The Soft Pack, The Soft Pack
The front of this San Diego foursome’s album shows the group on a beach, passing a joint. They look like typical stoner rock guys: messy hair, wrinkled shirts, Ray-Ban shades. And if you were to judge this book by its cover, you might assume it was typical garage rock music. However, when you assume, you make an ASS of U and ME. The Soft Pack actually make an atypical up-tempo racket, complete with deliberately-dumb vocals and shit-shaking riffs (“Mexico” even has a bit of slide guitar).
The band’s sound owes as much to nineties noise-rockers Pavement as it does to eighties punk-rockers the Ramones. Throw in a dash of present-day indie rock to firmly plant the band in the here-and-now and you’ve got a well-rounded recipe for unabashed fun.
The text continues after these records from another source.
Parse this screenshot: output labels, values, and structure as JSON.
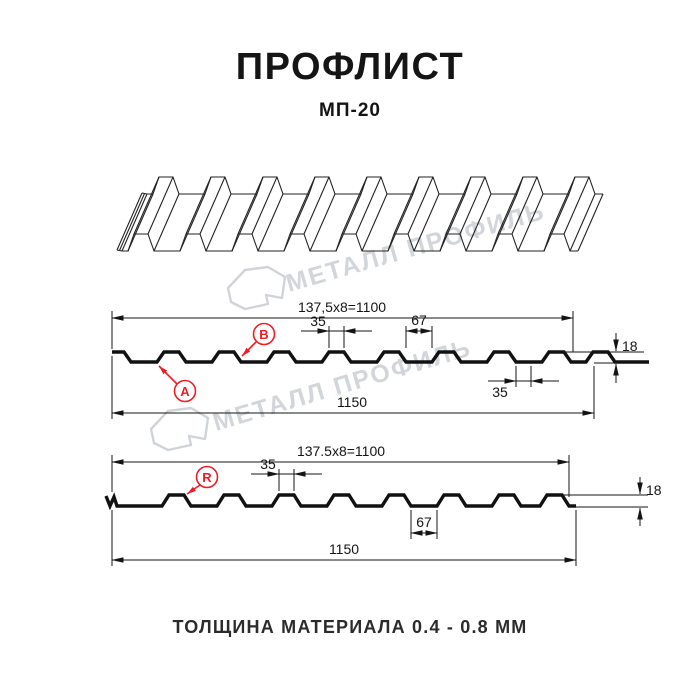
{
  "header": {
    "title": "ПРОФЛИСТ",
    "subtitle": "МП-20"
  },
  "watermark": {
    "text": "МЕТАЛЛ ПРОФИЛЬ"
  },
  "s1": {
    "width_formula": "137,5x8=1100",
    "rib_top": "35",
    "valley": "67",
    "height": "18",
    "total_width": "1150",
    "edge_valley": "35",
    "label_a": "А",
    "label_b": "В"
  },
  "s2": {
    "width_formula": "137.5x8=1100",
    "rib_top": "35",
    "valley": "67",
    "height": "18",
    "total_width": "1150",
    "label_r": "R"
  },
  "footer": {
    "text": "ТОЛЩИНА МАТЕРИАЛА 0.4 - 0.8 ММ"
  },
  "colors": {
    "red": "#ee1d23",
    "line": "#141414",
    "watermark": "#d0d4d8"
  }
}
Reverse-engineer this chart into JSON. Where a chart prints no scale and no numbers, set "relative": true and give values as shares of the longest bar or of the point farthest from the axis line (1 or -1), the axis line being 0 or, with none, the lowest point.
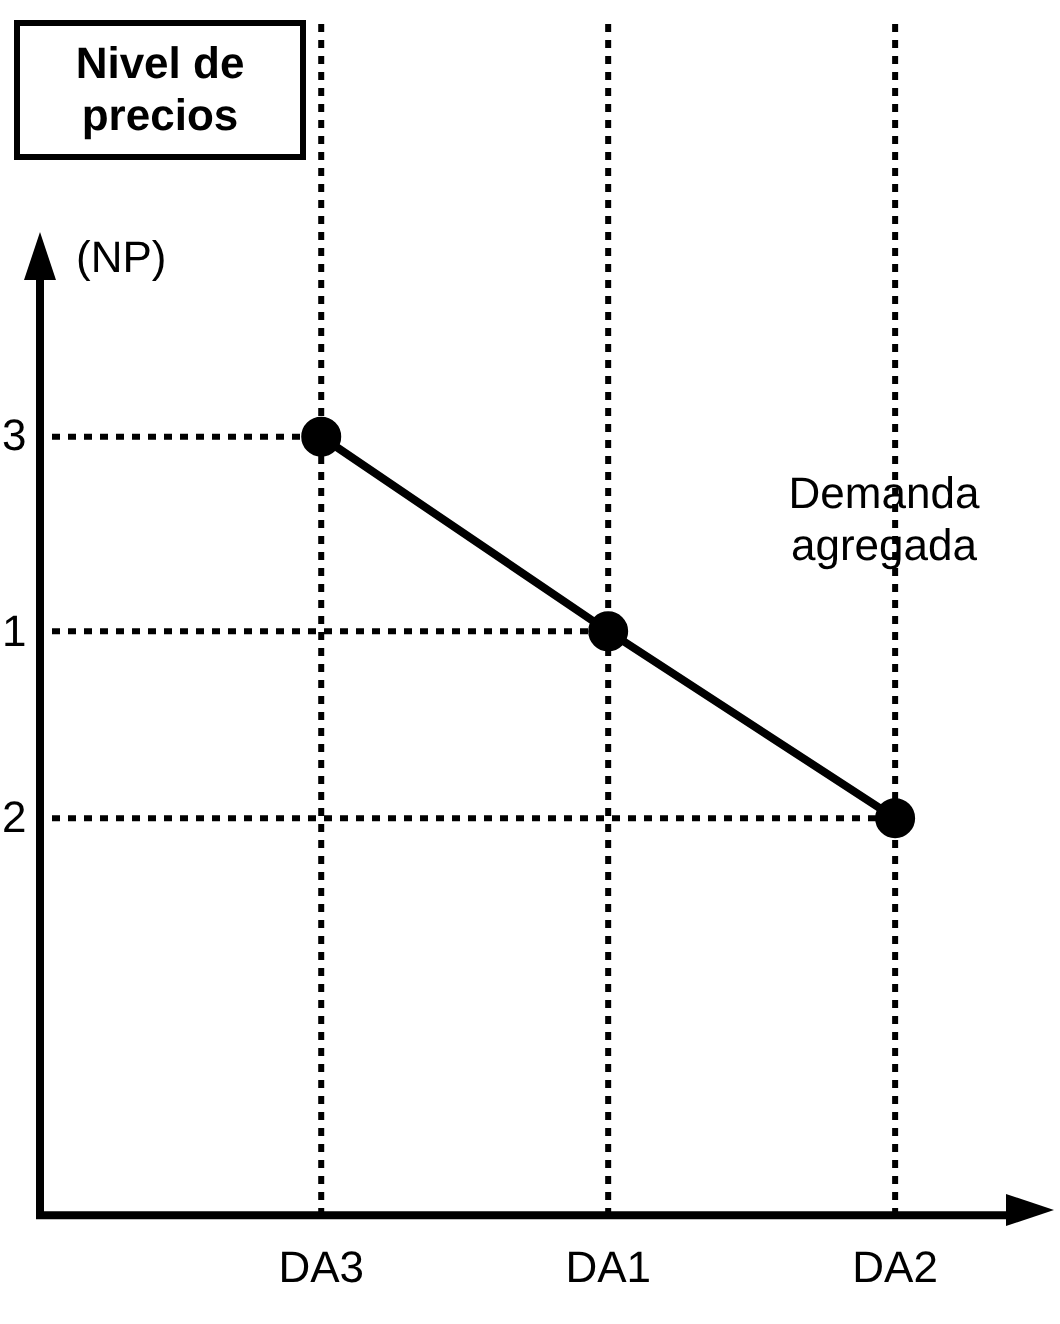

Take the surf-y lead guitar on “Down On Loving.” It hangs loose over the rhythm section, adding a retro jolt to an otherwise contemporary song. And the Farfisa on “Move Along”? It’s so frantic, jammed between a manic one-chord guitar attack and frenzied drums, that it tells me these boys were born to boogie. And boys they are. Really, I still don’t know whether “Pull Out” is about driving or doing it.
The band’s sense of immaturity is apparent throughout (with “Flammable,” a brash threat to burn down the house, being another example), making me think the guys are more concerned with having fun than having fans. In fact, I saw them play to a nearly empty room last spring. But with an album this catchy (and assuming they follow it up with an equally accessible release), it won’t be long before they become a hot ticket.
The Soft Pack is a glib, flippant album – perfect for an escape from reality and a journey to la-la-land – something I desperately needed in 2010.